Whether Jazz in the Alley will continue beyond this year is a decision yet to be made, she said.
“We’re going to announce that there will be a memorial gathering; it will be informal” at 1 p.m. this Sunday at the BrokersGroup, added Norman.
“We’ll ask those who knew and loved Neil to please come.”
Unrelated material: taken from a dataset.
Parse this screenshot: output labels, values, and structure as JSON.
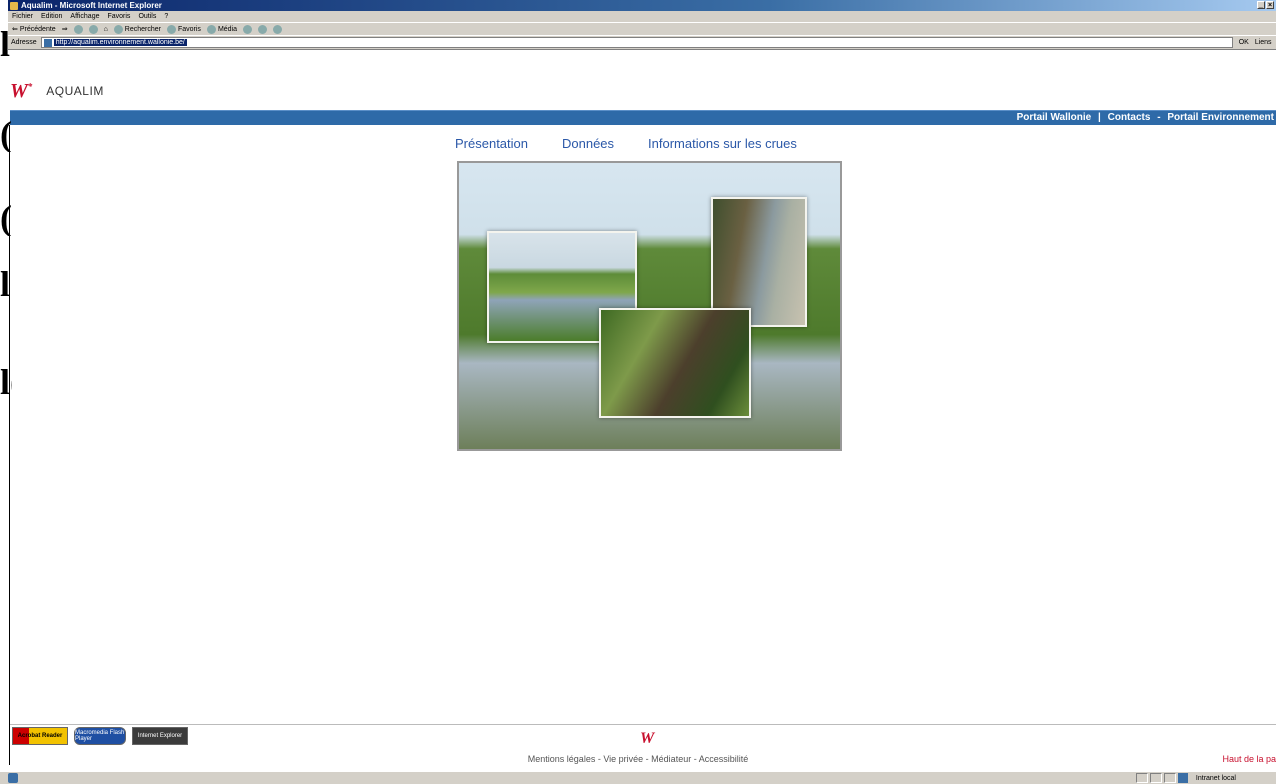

In addition to his real estate work, Culbertson played keyboards in the Buck Ellard Band, a country and rock outfit. Ellard will sing a few songs in tribute at Sunday afternoon’s gathering; then Ellard’s band will turn their Sunday evening dance at the Sequim Prairie Grange Hall into a celebration of Culbertson’s life.
The dance will go from 5:30 p.m. to 8:30 p.m. Sunday at the grange, 290 Macleay Road.
“Neil had a heart for the community,” Norman said, adding that his Jazz in the Alley changed over the years from a multi-venue event to a single free concert.
Then Blume moved away in 2009. Culbertson was the one who kept it going, Norman said.
“We all decided” at the BrokersGroup, that “Neil, if you want to do it, we’re behind you.”